Irland // Tag 4 // Garinish IslandIrland // Tag 4 // Wasserfall im Killarney NationalparkIrland // Tag 4 // Ladies' ViewIrland // Tag 4 // Enge Straßen am Ring of BearaIrland // Tag 4 // "Kerry-Kuh"Irland // Tag 4 // KüstenortIrland // Tag 4 // Dursey Island SeilbahnIrland // Tag 4 // Dursey IslandIrland // Tag 4 // Dursey Island IIIrland // Tag 4 // Seehunde vor Garinish IslandIrland // Tag 4 // Garinish Island II

ENTSPANNTER START IN DEN TAG
Time is running - schon sind wir bei Tag 4 angekommen! Es hat auf jeden Fall etwas für sich, wenn man an einem Ort auch mal etwas länger bleibt! Denn so musste ich mich heute Morgen nur fertig machen, frühstücken und konnte danach direkt ins Auto steigen. Ohne lästiges Kofferpacken!
Und was dringend erwähnt werden muss: Bettys Frühstück war auf der ganzen Reise mit Abstand das beste! Ich denke, es waren ca. 5.000 Kalorien, die ich in mich hinein geschaufelt habe, aber das war SO gut! Joghurt mit Apfel und All Bran Flakes (die dünnen braunen Stäbchen kannte ich noch aus England-Studienzeiten), Spiegelei, Brown Bread mit Marmelade, Toast mit Butter, und, am aller-fantastischsten: Pancakes! Ich habe leider vergessen, ein Foto zu machen, ich war so mit essen beschäftigt ;-). Das waren drei dünne Pfannkuchen, eher so wie Crêpes, nicht zu süß, einfach herrlich! Und was habe ich mich gefreut, dass ich die am nächsten Morgen noch mal bekommen würde. Ich hab das gesamte Frühstück einfach genauso wieder bestellt.
Mit mir vor Ort war ein sehr nettes Pärchen aus Holland und zwei Amerikaner. Die waren mir etwas suspekt. Vor allem sie - lobte zwar das Frühstück, aber direkt im nächsten Satz hat sie es als zu fettig bezeichnet und wollte für den nächsten Morgen bitte mehr Proteine ("really delicious, Betty, I so love your pancakes, but for tomorrow I definitely need some more proteins"). Ich dachte ja, sie wäre auf Diät und würde jetzt nach mehr Joghurt oder Rührei ohne Eigelb fragen, was weiß ich.

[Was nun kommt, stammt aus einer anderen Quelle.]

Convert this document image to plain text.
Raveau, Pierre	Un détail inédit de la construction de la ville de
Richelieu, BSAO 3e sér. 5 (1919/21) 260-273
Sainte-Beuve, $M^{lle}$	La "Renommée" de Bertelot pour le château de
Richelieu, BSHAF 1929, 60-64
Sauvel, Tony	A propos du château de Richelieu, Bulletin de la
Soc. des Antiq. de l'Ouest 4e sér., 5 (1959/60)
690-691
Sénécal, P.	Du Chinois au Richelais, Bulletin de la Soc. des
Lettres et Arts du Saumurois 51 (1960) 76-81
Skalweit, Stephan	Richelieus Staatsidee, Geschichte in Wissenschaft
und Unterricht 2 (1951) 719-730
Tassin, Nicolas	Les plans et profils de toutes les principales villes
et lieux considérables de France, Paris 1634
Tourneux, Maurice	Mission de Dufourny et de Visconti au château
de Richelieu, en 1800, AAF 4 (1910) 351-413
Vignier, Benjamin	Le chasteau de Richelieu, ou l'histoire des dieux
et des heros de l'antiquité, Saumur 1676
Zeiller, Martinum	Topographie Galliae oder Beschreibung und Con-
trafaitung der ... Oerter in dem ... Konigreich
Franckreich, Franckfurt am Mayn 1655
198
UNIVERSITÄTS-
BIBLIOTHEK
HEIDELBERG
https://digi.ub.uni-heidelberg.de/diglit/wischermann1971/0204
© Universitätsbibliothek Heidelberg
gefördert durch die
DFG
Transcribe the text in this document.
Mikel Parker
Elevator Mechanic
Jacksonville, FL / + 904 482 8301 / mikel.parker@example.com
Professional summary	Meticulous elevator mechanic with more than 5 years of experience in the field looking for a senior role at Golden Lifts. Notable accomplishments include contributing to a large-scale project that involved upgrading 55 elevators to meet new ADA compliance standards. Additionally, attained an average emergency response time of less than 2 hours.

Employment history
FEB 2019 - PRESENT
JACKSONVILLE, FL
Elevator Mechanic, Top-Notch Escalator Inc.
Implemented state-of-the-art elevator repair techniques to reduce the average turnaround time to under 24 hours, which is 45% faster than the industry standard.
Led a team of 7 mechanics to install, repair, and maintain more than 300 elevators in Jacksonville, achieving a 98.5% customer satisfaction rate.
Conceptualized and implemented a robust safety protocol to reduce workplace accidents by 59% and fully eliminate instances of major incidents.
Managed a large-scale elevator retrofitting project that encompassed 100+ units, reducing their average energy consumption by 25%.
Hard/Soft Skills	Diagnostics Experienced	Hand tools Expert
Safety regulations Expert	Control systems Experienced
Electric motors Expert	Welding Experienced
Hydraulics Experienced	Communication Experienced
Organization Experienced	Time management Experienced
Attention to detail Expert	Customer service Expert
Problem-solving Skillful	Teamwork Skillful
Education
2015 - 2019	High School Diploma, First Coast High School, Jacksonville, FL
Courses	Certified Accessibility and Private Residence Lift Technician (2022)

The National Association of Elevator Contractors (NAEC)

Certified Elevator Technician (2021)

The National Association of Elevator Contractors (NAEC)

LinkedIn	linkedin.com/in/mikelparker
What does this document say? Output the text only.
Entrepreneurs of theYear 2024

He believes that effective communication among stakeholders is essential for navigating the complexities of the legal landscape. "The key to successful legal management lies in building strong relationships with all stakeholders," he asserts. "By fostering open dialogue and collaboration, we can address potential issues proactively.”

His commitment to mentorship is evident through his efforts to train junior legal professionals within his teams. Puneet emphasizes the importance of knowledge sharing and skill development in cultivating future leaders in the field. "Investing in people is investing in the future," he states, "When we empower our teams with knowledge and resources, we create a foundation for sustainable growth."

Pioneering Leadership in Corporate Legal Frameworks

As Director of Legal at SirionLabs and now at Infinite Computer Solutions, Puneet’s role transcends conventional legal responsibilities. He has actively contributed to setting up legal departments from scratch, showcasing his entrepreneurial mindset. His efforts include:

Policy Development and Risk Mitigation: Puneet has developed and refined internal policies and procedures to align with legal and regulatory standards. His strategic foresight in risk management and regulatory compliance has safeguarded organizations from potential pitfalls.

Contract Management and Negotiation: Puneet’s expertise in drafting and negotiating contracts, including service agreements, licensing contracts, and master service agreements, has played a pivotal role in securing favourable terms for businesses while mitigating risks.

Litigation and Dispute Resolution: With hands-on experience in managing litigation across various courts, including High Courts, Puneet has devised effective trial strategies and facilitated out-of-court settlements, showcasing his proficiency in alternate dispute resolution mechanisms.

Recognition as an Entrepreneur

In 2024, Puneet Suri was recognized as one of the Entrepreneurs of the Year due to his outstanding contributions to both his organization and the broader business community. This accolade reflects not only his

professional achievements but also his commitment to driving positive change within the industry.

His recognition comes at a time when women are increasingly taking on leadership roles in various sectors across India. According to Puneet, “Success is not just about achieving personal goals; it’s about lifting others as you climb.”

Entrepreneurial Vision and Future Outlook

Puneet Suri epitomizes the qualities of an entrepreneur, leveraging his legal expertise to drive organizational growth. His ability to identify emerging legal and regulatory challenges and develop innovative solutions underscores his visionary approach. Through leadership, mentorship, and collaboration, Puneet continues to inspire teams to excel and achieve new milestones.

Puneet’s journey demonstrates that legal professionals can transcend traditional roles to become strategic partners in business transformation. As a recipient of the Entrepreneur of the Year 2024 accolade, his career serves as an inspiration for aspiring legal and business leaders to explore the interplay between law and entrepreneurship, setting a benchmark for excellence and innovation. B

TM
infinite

Aber nein, mehr Protein hieß: Sie wollte Würstchen! Ob das so gesund ist? Aber wenn's die amerikanischen Gäste glücklich macht, Betty hat es jedenfalls unbeeindruckt hingenommen.

DAS ERSTE MAL TANKEN
Um den Wasservorrat und den nur noch viertelvollen Tank aufzufüllen, bin ich zur nächsten Tankstelle in Killarney gefahren. Dort angekommen, musste ich erst mal herausfinden, auf welcher Seite der "Tank-Eingang" war. Von der Fahrerseite aus gesehen rechts. Reingefahren war ich in die Mini-Tankstelle aber so, dass es für links passte. Also musste ich noch mal ein bisschen hin und her rangieren, bis ich richtig stand.
Ganz Gentlemen wollten die anwesenden irischen Männer mir dann auch direkt erklären, wie das mit dem Tanken so funktioniert und dass ich aber ja nur Diesel nehmen dürfte, kein "unleaded fuel". Das stand fett auf dem Tankdeckel, hätte ich also auch alleine hinbekommen, aber nett war es trotzdem ;-).
Nummer meiner Tankstation gemerkt und rein in den kleinen Shop, noch zwei Flaschen Wasser im Vorbeigehen eingestrichen, EC-Karte gezückt...aber Bezahlen ging nicht, denn meine Rechnung stand auf 0. Allgemeine Verwirrung, die beiden Mitarbeiter rannten mehrmals abwechselnd an die Tankstation draußen, aber es war kein Betrag zu finden. Bis sich herausstellte, dass einem der Herren von vorhin aus Versehen meine Tankfüllung berechnet worden war. Der war mittlerweile über alle Berge, keine Korrektur mehr möglich. Leider musste ich aber trotzdem etwas zahlen, nämlich seine Tankfüllung (mir wurde aber versichert, dass mich das günstiger käme). Lustig, so macht man das also hier auf dem Dorf!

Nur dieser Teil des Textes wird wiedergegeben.